Environmental, genetic factors linked to increased risk of CHD in infants of diabetic mothers
A previously unknown gene-environment interaction between maternal diabetes and transcriptional regulator Notch1 raises the risk of congenital heart disease (CHD) in children, a paper published in the Journal of Clinical Investigation: Insight states.
Babies born to mothers with diabetes have a three- to five-fold increased risk of developing congenital heart defects, Vidu Garg, MD, and co-authors noted in the study. That’s been common knowledge for a long time, but the molecular workings behind the fact are still largely unexplored and unknown. Garg and colleagues said the link between gestational diabetes and CHD in infants is likely a result of genetic and environmental reactions working together.
CHD is the most common type of birth defect in infants worldwide, the authors wrote, affecting around eight million children each year. It’s a leading cause of noninfectious infant morbidity and mortality, but scientists don’t know much about its etiology. Established theories led Garg and colleagues’ research.
“The importance of gene dosage for the occurrence of cardiac malformations has been shown, along with the concept of an oligogenic etiology for CHD, supporting the concept that mild alterations in gene expression levels may lead disease phenotypes,” Garg and co-authors wrote. “Similarly, numerous environmental risk factors for CHD have been reported, each of which increases the risk of having a child with CHD.”

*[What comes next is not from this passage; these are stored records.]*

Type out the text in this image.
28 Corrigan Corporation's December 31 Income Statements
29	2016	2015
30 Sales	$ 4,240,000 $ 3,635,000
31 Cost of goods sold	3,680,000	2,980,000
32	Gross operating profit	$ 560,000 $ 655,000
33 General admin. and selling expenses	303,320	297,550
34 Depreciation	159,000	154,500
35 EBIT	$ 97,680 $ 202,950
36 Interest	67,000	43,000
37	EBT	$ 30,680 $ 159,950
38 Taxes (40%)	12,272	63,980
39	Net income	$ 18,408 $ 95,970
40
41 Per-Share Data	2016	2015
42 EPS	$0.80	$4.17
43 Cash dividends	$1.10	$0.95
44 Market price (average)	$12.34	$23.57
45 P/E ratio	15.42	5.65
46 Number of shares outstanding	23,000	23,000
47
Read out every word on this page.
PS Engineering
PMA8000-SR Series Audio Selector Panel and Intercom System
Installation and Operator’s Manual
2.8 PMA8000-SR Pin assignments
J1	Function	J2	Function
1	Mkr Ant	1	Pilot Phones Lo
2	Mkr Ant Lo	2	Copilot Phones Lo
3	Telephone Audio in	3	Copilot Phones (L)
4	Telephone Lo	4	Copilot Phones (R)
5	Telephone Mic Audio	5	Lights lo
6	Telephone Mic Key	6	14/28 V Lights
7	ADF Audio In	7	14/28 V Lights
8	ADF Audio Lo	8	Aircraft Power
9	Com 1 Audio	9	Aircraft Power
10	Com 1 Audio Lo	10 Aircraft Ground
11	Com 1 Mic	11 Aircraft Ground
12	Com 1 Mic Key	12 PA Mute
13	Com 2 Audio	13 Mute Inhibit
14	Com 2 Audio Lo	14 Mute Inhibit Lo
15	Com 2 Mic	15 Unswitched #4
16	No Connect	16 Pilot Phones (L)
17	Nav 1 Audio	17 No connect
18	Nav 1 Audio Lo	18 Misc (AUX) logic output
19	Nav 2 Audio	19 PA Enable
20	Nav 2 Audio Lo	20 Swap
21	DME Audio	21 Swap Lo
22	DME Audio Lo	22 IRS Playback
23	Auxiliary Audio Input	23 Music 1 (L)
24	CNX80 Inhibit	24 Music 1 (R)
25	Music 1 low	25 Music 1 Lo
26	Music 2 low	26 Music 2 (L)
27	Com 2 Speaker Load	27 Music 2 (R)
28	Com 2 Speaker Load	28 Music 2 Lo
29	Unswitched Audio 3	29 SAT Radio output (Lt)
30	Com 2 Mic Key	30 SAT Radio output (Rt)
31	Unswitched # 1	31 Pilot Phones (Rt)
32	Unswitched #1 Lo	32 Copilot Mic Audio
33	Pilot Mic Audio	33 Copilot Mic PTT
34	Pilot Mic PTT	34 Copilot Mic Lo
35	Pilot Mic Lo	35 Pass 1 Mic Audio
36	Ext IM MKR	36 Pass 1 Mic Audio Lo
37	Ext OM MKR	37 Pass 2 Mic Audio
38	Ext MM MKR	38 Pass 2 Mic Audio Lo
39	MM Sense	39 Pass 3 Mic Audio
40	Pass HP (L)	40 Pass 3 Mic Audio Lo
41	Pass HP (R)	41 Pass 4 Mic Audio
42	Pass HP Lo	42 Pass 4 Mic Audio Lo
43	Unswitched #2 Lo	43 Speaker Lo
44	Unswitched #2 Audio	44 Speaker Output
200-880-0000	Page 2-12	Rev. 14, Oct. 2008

Garg and his team said in the paper they previously discovered that an interaction between the genes Endothelial Nitric Oxide Synthase and Notch1 resulted in severe CHD in animal models. Since diabetes has previously been associated with low nitric oxide levels in blood, the researchers hypothesized that, in mouse and fly models, a Notch1 mutation in combination with maternal diabetes would result in risky heart defects.
Blood vessels see low nitric oxide levels in pregnant women with hyperglycemia because diabetes decreases chromatic accessibility of Endothelial Nitric Oxide Synthase, the authors wrote. This results in an overexpression of Jarid2, which is a repressor of Notch1. By mimicking these human interactions in animal models, Garg and colleagues found that an increased expression of Jarid2 resulted in lower Notch1 expression—too low for normal heart development.
Through these pathways, the researchers were able to identify the epigenetics and inner workings of gene-environment interactions that result in congenital heart defects in babies born to mother with gestational diabetes.
More research may be needed in the area, Garg and co-authors said in the study, but their recent findings support an important gene-environment interaction between diabetes and CHD that hadn’t been previously described.
“Only a subset of infants that are exposed to hyperglycemia develop a congenital heart defect, which supports the idea that there are genetically susceptible individuals,” Garg said in a release from Nationwide Children’s Hospital. “That raises the question: Can we identify those genetically susceptible infants and their mothers?”